Why this speeds things up (mechanics)

  • The original profile shows most time was spent inside levenshtein_distance calls (many full DP passes). The bounded approach avoids doing the O(n*m) DP for any candidate that cannot beat the current min_distance — in a large candidate set most names are either skipped by length or exceed the bound early. That turns many expensive full-distance calls into quick checks or truncated DP runs.
  • Reducing repeated .lower() and len() calls removes repeated Python-level work and attribute lookups inside tight loops which are relatively expensive in Python.
  • Restricting the DP to a narrow band reduces inner-loop iterations and memory writes/reads per row, giving much less Python-level loop iteration overhead and fewer list operations.

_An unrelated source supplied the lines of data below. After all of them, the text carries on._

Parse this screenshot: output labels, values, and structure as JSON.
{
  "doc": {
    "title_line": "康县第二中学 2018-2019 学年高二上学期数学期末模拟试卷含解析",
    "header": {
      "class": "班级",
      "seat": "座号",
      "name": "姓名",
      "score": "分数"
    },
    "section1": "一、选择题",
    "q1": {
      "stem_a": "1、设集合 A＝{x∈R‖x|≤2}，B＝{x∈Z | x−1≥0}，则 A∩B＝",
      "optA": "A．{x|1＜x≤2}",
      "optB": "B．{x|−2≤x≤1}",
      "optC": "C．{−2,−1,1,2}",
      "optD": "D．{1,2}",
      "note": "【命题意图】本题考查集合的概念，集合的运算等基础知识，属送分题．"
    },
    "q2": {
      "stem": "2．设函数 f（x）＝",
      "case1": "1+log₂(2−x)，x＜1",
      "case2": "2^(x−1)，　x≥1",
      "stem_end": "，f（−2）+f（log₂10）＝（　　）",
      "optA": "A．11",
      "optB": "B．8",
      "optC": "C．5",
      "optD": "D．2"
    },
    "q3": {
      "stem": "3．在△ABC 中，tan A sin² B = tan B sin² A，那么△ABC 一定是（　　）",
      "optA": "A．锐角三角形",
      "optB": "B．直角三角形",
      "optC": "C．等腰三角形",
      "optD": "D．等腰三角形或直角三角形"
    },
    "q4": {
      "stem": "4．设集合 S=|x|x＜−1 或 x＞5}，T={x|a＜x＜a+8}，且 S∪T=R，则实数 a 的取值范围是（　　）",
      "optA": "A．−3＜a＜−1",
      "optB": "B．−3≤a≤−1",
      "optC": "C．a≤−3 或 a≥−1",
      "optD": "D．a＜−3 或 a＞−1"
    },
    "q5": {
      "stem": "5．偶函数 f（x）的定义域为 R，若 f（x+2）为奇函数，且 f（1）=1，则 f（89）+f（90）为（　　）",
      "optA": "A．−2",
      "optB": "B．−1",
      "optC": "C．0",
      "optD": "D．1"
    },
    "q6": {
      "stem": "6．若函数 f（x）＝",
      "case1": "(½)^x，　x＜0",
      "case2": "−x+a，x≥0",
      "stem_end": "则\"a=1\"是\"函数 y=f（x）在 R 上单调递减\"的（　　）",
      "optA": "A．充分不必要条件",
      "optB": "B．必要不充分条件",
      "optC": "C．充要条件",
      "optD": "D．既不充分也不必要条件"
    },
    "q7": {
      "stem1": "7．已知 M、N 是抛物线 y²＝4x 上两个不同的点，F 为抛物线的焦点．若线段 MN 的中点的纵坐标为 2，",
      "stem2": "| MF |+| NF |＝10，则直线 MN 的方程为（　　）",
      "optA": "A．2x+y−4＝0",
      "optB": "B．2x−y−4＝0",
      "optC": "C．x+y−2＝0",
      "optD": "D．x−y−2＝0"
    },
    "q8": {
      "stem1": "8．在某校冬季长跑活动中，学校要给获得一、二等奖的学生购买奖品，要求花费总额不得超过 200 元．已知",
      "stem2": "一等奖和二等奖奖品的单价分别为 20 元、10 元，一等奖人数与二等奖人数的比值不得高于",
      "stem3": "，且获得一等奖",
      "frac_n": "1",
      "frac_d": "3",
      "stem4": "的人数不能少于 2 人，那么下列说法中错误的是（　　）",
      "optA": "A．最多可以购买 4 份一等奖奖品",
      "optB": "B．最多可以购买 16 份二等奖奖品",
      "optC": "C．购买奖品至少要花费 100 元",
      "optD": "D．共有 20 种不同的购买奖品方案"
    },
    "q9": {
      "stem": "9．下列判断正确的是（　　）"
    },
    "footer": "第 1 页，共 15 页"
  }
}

Evidence from profiling and tests

  • Line profiler: original had ~1.78e8 ns in dist calls; optimized shows ~3.25e7 ns for bounded calls — a big reduction in DP work.
  • Annotated tests show the biggest wins for larger and near-match workloads (large_scale_exact_match, large_scale_near_match, choose_closest_of_multiple_candidates, special_characters_and_dots). Example: large-scale search for one exact name dropped from ~13.3 ms to ~5.99 ms in one annotated test.
  • The bounded variant still returns a number > max_distance when the true distance exceeds the bound, which preserves the selection logic (we only care about distances smaller than current min_distance).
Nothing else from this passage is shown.